The performance of our hyperparameter-free quantum kernel was competitive with the Gaussian kernel with the optimized bandwidth at \(N>1500\) (Fig. 3c), which might be beneficial for practical applications. The best test accuracies at \(N=2000\) and \(N=3000\) were 0.89 and 0.90, respectively, for both of the two kernels. For smaller numbers of data samples (\(N<1000\)), the performance of our quantum kernel was slightly lower than the best classical counterpart. To understand the role of quantum entanglement, we investigated the effects of enlarging the number of entangled qubits.
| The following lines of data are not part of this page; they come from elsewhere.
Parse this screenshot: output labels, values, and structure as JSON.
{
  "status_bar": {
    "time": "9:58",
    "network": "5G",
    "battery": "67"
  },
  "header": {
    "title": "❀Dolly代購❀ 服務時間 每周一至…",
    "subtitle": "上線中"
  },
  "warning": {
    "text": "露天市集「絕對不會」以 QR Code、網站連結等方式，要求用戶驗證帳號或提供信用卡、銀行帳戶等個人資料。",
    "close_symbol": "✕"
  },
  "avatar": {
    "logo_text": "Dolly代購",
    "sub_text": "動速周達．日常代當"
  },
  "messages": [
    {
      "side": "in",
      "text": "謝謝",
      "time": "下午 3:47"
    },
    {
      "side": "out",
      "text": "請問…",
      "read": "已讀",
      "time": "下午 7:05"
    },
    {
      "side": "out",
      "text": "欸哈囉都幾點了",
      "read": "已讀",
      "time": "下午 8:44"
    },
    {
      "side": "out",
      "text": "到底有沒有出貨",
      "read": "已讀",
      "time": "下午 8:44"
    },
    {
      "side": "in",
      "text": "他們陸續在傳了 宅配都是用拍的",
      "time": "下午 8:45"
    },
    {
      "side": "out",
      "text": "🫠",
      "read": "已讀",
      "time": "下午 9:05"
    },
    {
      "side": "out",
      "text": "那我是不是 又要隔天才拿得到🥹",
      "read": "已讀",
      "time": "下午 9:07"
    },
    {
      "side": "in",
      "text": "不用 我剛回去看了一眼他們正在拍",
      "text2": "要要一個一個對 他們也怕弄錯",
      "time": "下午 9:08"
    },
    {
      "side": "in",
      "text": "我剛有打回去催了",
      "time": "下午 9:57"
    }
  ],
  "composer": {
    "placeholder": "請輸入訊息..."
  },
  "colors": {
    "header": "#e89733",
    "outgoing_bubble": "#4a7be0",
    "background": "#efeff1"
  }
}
Increasing the number of entangled qubits (from 2 to 6 qubits per block) did not significantly change the performance for PCA-reduced input vectors (Fig. 3d); this kind of insensitiveness to quantum entanglement has been previously reported in an ML model based on tensor networks using BPS36. Our results probably indicate that the capacity of our quantum feature map is already sufficiently high even in the case of \(n=2\). However, this may not necessarily mean that quantum entanglement is unimportant; the CNOT entangling gate can make the quantum feature map more complex in comparison with no quantum entanglement. Overall, the behavior of our quantum kernel is quite different from the previously used quantum kernels9,11,12,13,14,15. The results suggest that our quantum kernel is comparable to the best classical kernel with good generalization performance for a range of features.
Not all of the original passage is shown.